The Beverly Hills Diet is a diet plan that was first introduced through the book The Beverly Hills Diet, by Judy Mazel. The book was published in 1981 but was revised in 1996 and called The New Beverly Hills Diet. To go along with the diet, Mazel also wrote a cookbook called The New Beverly Hills Diet Little Skinny Companion. Through these books, a person who wants to follow the Beverly Hills Diet may be able to lose weight by eating foods in a particular order and restricting the types of foods he eats at one time.
The premise of the Beverly Hills Diet is that eating different types of food together impairs digestion and causes the body to convert food to fat. By separating the fruits from the carbohydrates and the proteins from the fruits, the creator of this diet claims people can lose weight quickly. For example, advertisements for the diet claim a person can lose 20 pounds (9.07 kilograms) in little more than a month.
The original Beverly Hills Diet required a very strict change in eating. The original diet required dieters to eat only fruit for the first 10 days. Only after 19 days on the diet could a person eat an animal protein. With the current diet plan, a person may eat different types of foods from day one, as long as he does not combine them, and he may consume an animal protein on the sixth day. Some people will still find this diet very restrictive, however, as there are days on which the dieter is only supposed to consume fruit and nothing else.

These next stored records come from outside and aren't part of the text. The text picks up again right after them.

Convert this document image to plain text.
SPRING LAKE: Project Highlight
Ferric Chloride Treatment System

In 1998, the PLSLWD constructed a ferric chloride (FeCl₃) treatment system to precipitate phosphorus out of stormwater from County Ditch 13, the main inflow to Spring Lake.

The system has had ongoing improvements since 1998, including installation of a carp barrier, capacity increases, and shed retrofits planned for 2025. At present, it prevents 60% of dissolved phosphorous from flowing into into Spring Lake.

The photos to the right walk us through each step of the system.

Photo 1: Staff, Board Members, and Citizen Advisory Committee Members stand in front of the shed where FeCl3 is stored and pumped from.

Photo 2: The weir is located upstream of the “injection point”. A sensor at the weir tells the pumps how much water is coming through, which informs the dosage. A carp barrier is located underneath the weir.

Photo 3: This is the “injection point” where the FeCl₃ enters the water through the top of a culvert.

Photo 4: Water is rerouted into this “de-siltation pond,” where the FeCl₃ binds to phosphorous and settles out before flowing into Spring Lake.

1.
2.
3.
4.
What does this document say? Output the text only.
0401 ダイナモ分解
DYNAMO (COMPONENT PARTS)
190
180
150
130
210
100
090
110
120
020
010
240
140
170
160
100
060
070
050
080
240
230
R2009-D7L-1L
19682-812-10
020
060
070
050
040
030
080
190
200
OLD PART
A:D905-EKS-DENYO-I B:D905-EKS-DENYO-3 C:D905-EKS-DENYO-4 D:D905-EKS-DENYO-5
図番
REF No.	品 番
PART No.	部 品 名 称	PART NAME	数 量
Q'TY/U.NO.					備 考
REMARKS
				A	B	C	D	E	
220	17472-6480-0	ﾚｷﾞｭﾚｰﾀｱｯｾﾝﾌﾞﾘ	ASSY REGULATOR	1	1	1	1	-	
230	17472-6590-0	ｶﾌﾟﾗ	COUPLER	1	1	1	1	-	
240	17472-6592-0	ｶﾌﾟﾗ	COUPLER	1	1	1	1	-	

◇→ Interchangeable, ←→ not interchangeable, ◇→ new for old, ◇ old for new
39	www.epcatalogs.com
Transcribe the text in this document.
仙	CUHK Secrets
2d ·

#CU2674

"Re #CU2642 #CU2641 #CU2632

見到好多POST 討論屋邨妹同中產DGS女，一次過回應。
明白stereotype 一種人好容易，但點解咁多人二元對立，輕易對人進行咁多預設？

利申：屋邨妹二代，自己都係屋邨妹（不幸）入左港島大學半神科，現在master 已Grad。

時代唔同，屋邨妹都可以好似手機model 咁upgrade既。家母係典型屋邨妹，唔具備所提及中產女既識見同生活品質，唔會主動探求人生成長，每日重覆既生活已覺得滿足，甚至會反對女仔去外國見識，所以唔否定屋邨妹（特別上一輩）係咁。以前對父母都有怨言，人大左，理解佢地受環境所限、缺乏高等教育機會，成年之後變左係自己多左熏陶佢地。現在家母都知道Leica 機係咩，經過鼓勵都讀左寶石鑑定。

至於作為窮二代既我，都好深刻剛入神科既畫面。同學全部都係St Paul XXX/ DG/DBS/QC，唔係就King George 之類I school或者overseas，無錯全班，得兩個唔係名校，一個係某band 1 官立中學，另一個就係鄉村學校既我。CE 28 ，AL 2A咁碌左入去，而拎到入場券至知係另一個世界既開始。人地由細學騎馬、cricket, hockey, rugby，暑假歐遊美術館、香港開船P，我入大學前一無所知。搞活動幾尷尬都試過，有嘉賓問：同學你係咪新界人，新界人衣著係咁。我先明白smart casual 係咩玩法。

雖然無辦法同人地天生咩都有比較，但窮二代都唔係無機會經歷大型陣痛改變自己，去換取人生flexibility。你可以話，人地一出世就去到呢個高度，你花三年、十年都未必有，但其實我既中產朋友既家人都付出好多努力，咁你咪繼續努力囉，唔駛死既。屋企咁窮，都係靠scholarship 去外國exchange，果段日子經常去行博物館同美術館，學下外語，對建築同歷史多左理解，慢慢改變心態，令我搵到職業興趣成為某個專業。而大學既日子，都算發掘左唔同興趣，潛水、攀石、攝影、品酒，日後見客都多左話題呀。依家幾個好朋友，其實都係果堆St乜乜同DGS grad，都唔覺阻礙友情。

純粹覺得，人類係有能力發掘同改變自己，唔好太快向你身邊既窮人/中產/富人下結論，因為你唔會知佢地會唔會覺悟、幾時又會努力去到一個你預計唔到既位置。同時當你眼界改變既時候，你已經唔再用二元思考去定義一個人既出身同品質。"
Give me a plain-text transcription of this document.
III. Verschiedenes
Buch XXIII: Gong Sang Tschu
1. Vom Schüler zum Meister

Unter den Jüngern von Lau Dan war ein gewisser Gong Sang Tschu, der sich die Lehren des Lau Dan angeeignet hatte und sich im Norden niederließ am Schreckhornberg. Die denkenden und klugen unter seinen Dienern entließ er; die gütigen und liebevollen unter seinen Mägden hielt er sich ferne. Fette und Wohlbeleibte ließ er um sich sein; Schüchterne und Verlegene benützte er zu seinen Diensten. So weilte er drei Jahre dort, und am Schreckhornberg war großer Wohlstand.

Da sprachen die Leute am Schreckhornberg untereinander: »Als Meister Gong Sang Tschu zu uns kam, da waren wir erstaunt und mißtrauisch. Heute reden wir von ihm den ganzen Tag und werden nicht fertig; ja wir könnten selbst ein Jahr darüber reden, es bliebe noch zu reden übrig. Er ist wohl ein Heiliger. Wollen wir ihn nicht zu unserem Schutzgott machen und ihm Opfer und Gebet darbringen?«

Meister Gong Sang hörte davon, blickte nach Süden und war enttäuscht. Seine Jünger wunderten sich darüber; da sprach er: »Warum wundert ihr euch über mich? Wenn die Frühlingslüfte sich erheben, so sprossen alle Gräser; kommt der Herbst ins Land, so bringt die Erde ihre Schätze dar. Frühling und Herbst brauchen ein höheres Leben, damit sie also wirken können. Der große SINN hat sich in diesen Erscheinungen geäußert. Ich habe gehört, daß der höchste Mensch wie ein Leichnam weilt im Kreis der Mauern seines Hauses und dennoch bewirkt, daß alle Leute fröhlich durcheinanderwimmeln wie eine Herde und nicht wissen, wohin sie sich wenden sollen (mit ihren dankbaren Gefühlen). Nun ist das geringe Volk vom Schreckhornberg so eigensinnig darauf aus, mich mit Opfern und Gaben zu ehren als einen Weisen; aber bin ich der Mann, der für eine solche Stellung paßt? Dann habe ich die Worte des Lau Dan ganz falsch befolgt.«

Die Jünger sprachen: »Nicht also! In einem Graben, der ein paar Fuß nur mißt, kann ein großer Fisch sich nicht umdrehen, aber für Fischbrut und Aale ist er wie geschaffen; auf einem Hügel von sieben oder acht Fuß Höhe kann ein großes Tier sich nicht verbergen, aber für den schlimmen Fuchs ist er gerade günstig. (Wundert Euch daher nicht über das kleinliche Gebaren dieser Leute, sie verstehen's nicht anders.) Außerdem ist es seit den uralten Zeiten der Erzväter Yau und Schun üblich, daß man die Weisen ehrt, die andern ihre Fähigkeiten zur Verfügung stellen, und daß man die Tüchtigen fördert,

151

A person who follows this diet is supposed to consume fruit by itself. In fact, a dieter can only consume one type of fruit at a time. On a day when other foods are allowed, a dieter is supposed to eat fruit first, as Mazel claims the order in which the food is consumed influences weight loss. After that, an individual is permitted to eat carbohydrates by themselves. Proteins are allowed after carbohydrates, but can not be combined with other foods.
On the Beverly Hills Diet, a dieter has to wait two hours before consuming a different category of food. He is not supposed to eat from a particular category of food again after moving on to the next category. If he eats fruit and then carbohydrates, he is not supposed to eat fruit again until the following day. A person on this diet can drink water, juice, alcoholic beverages, and other drinks, but may not drink diet soda or any beverage that contains an artificial sweetener.